Abstract

Let’s be frank: It took me months to finish reading this book. It wasn’t because the writing is poor; it’s not. Author Dave Hoekstra was a Chicago Sun-Times columnist and critic for nearly 30 years and has written other books. It wasn’t because I was uninterested in the subject; I was once a community newspaper editor and have taken an interest in literally all aspects of community newspapers since. It also wasn’t because the writing is boring, at least in the usual sense of the word. But it’s a slog nonetheless because it’s like 60 pounds of potatoes in a 40-pound bag and only somewhat better organized.
Doug Burns, vice president for news at Herald Publishing Co. (Carroll, Iowa), told Hoekstra while he worked on this book that “either it will be an instruction manual or inspirational book that will have ideas that have helped preserve or resurrect newspapers” (p. 10). Right up front, this book is not an instruction manual on saving community journalism; neither the book’s substance nor its structure lends itself to being a “manual.” For that I would still recommend Saving Community Journalism: The Path to Profitability, by Penelope Muse Abernathy (North Carolina, 2014), still about as relevant as when first published.
Hoekstra’s book comes much closer to being “inspirational,” though because of portraits it paints of small-town editors/publishers persevering against all odds for decades and even through six generations, usually for little income, rather than brilliant ideas to save newspapers. (The book offers precious few of those.) In fact, if NRJ readers’ students ask, “Why would anyone devote her life to covering a small town for a small salary?” This book is among the best in the recent boomlet of academic books whose authors finally discovered community journalism after it stared them in the face for decades.

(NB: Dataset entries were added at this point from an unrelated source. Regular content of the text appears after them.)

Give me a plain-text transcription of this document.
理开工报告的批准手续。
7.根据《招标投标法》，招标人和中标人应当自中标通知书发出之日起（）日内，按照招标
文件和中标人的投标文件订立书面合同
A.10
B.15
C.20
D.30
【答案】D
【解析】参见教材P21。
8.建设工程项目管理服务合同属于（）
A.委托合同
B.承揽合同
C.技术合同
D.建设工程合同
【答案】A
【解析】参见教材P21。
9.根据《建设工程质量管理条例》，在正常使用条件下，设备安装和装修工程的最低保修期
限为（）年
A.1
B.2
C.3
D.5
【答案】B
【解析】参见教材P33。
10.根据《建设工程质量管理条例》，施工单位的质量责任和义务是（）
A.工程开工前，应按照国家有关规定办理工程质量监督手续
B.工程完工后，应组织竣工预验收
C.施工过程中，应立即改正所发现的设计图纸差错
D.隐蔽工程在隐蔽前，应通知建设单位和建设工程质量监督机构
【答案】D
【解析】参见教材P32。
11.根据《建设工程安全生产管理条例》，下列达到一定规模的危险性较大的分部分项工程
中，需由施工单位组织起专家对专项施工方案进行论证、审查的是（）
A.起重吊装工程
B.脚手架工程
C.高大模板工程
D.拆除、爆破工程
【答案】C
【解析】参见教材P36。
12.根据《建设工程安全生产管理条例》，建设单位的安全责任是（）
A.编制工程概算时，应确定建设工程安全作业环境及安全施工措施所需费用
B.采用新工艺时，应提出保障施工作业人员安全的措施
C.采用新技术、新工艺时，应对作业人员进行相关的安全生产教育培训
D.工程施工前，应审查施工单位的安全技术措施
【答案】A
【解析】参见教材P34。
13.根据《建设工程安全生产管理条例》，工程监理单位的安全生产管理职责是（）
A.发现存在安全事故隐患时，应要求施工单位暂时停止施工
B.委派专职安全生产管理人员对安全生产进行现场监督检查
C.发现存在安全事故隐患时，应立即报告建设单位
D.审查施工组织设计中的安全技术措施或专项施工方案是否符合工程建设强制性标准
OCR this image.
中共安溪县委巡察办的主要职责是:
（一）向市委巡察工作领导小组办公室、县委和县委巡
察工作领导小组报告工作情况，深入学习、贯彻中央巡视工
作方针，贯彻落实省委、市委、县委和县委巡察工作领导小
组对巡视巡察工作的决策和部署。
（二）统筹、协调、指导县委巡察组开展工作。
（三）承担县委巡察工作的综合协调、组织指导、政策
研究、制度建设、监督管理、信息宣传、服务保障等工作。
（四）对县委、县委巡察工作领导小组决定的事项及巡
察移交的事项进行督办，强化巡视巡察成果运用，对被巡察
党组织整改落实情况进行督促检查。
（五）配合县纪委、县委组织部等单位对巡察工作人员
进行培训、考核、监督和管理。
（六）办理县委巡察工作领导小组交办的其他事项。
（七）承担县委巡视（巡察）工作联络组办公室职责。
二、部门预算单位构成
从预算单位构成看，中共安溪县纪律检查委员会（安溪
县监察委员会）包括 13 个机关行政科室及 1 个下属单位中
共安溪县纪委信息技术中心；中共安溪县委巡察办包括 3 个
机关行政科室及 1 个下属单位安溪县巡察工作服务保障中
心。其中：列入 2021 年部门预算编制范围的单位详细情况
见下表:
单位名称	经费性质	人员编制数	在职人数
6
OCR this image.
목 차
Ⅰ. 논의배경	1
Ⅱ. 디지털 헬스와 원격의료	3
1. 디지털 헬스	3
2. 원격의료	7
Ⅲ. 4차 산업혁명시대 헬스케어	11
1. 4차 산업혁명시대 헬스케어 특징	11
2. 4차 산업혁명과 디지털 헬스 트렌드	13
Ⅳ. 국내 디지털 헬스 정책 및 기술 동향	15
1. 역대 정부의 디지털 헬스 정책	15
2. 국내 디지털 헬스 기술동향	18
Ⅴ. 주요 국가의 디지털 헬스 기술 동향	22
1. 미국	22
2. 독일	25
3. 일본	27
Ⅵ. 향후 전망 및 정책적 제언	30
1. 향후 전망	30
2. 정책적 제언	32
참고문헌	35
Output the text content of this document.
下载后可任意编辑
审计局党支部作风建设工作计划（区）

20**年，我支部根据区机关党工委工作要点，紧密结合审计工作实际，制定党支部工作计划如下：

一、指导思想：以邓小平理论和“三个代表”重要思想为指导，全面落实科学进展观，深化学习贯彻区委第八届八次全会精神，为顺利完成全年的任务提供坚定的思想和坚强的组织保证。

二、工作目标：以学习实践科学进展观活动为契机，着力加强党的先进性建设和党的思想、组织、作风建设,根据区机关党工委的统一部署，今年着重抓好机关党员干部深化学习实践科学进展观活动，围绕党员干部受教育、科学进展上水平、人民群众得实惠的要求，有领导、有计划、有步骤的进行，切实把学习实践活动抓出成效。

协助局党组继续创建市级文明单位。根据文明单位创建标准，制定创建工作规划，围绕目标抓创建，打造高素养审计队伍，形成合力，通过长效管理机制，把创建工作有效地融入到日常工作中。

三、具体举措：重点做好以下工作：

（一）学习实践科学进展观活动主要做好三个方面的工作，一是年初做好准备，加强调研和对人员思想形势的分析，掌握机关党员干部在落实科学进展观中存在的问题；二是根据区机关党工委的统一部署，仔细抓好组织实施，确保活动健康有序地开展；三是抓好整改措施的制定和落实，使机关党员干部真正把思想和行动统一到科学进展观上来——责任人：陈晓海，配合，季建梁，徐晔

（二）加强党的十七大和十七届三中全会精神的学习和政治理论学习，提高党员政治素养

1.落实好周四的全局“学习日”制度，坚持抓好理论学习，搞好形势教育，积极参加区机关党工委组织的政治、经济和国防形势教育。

Hoekstra conducted obviously lengthy interviews, apparently almost all on site, at 15 individual newspapers and two small newspaper chains, in Arkansas, California, Florida, Illinois, Indiana, Iowa, Missouri, South Carolina, Tennessee and Texas, as well as a few other people. Fourteen chapters are titled, “The Commitment,” “The Price of Community,” “Serving History,” “Stop the Presses! Technology Has Come to Town,” “Migratory Paths and Connections,” “Old-School Family Business,” “Seeds of Change,” “Selling a Family Newspaper,” “Outsourcing and Rural America,” “Insourcing Spirit,” “The Truth About Fake News,” “Virus Crisis, 2020,” “Nonprofit Model,” and “The Future.” While some of these titles would seem to be self-explanatory, others are not, and Hoekstra is silent on what will or won’t be included in any chapter. Chapters are not divided into sections with headings, nor do chapters have anything other than the most general introductions or conclusions, if any at all. For example, the concluding paragraph of the short “Migratory Paths and Connections” chapter (5) says only, “That’s old-fashioned Americana.” (The book has no photographs, let alone those of the dozens of people he interviewed or the newspaper buildings he visited, making it very difficult to develop mental pictures of these people and their places. And it has no index.) While reading it, I kept wondering if the book would have been better organized as one newspaper per chapter, like Loren Ghiglione’s The Buying and Selling of America’s Newspapers (1984)—and thinking that would have been a huge improvement, even if it had limitations of its own.
Thus, this book is the farthest thing from a community newspaper “manual” or book of survival tips; it makes no effort to make clear what he was trying to find out, what he did and did not find out, or what community publishers are and are not getting right, other than perhaps: find passionate people who work cheap. The book fails to tell the reader what doesn’t work, or what facts or idea his interview subjects got wrong; none apparently ever made a major mistake. Granted a more critical or analytical approach would have made these 284 pages even longer, but Hoekstra also could have edited out a lot of his data dump. (As Blaise Pascal wrote, “I would have written a shorter letter, but I did not have the time.”)
Among the boomlet in community journalism books, Andrew Conte’s book, Death of the Daily News: How Citizen Gatekeepers Can Save Local Journalism (Pittsburgh, 2022), at least makes a proposal about making the most of citizen journalists after presenting an exhaustive case about what one community lost when its daily paper closed. But Hoekstra’s book and most other boomlet books mostly devote hundreds of pages to only say, in endless ways, that local U.S. communities—democratic and capitalistic they are—each need their local news media. And neither I nor most other intelligent, observant people need 284 pages to tell us that.